Article publié dans Histoire Magazine N°6

Pierre Laval (1883 – 1945) qui le connaît aujourd’hui ?                                                                                Renaud Meltz : Les jeunes générations ignorent jusqu’à son nom. Il a rejoint la liste des méchants dans l’Histoire de France. Et en a pris la tête : il est le seul chef de gouvernement à avoir été fusillé en France au XXème siècle.

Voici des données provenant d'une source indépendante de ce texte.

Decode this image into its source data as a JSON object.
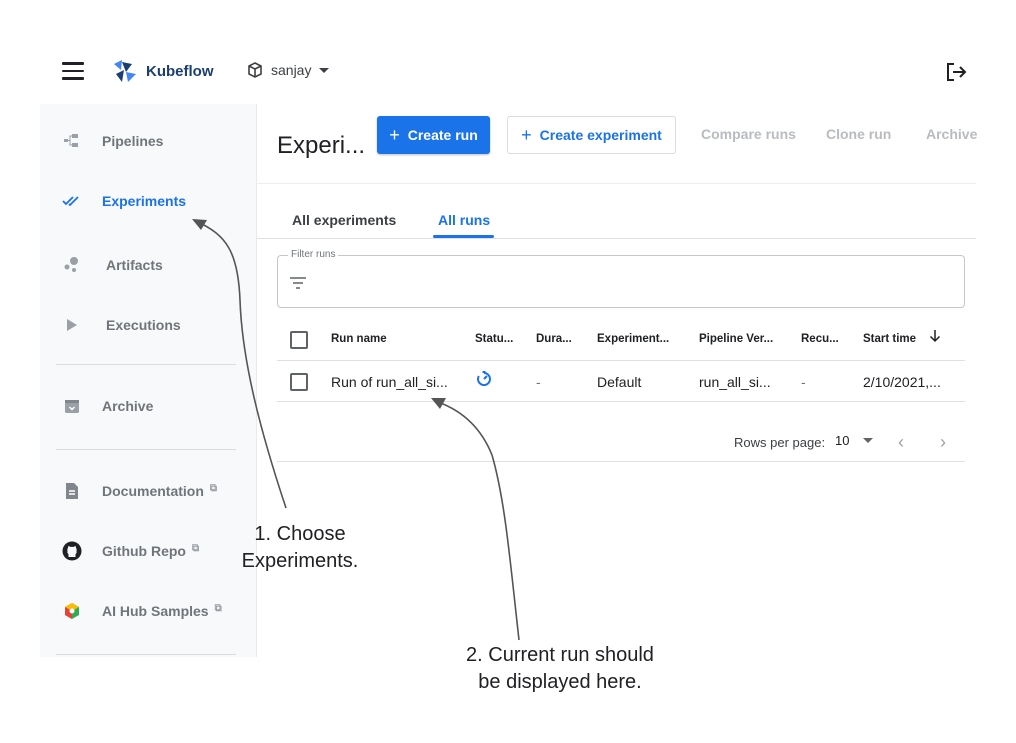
{
  "header": {
    "app_name": "Kubeflow",
    "namespace": "sanjay",
    "icons": {
      "menu": "hamburger-menu-icon",
      "logo": "kubeflow-logo-icon",
      "namespace": "cube-icon",
      "logout": "logout-icon"
    }
  },
  "sidebar": {
    "items": [
      {
        "label": "Pipelines",
        "icon": "pipelines-icon",
        "active": false
      },
      {
        "label": "Experiments",
        "icon": "experiments-checkmarks-icon",
        "active": true
      },
      {
        "label": "Artifacts",
        "icon": "artifacts-icon",
        "active": false
      },
      {
        "label": "Executions",
        "icon": "play-icon",
        "active": false
      },
      {
        "label": "Archive",
        "icon": "archive-icon",
        "active": false
      },
      {
        "label": "Documentation",
        "icon": "document-icon",
        "external": true
      },
      {
        "label": "Github Repo",
        "icon": "github-icon",
        "external": true
      },
      {
        "label": "AI Hub Samples",
        "icon": "ai-hub-icon",
        "external": true
      }
    ]
  },
  "main": {
    "title": "Experi...",
    "toolbar": {
      "create_run": "Create run",
      "create_experiment": "Create experiment",
      "compare_runs": "Compare runs",
      "clone_run": "Clone run",
      "archive": "Archive"
    },
    "tabs": [
      {
        "label": "All experiments",
        "active": false
      },
      {
        "label": "All runs",
        "active": true
      }
    ],
    "filter": {
      "label": "Filter runs",
      "value": ""
    },
    "table": {
      "columns": [
        "Run name",
        "Statu...",
        "Dura...",
        "Experiment...",
        "Pipeline Ver...",
        "Recu...",
        "Start time"
      ],
      "rows": [
        {
          "run_name": "Run of run_all_si...",
          "status": "running",
          "duration": "-",
          "experiment": "Default",
          "pipeline_version": "run_all_si...",
          "recurring": "-",
          "start_time": "2/10/2021,..."
        }
      ]
    },
    "pagination": {
      "rows_per_page_label": "Rows per page:",
      "rows_per_page": "10"
    }
  },
  "annotations": {
    "step1_line1": "1. Choose",
    "step1_line2": "Experiments.",
    "step2_line1": "2. Current run should",
    "step2_line2": "be displayed here."
  },
  "colors": {
    "accent": "#1a73e8",
    "sidebar_bg": "#f8f9fa",
    "brand": "#1a3e72"
  }
}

Votre ouvrage remarquable – permet d’explorer cet enfer personnel.                                                          Renaud Meltz : La haine de soi, le complexe de sa laideur étrange, étrangère, la violence qui sourd dans cet homme caractérisent une vie de revanche. Revanche personnelle, et revanche sociale d’un fils d’aubergiste auvergnat devenu un homme politique et d’affaires parisien, riche, très riche.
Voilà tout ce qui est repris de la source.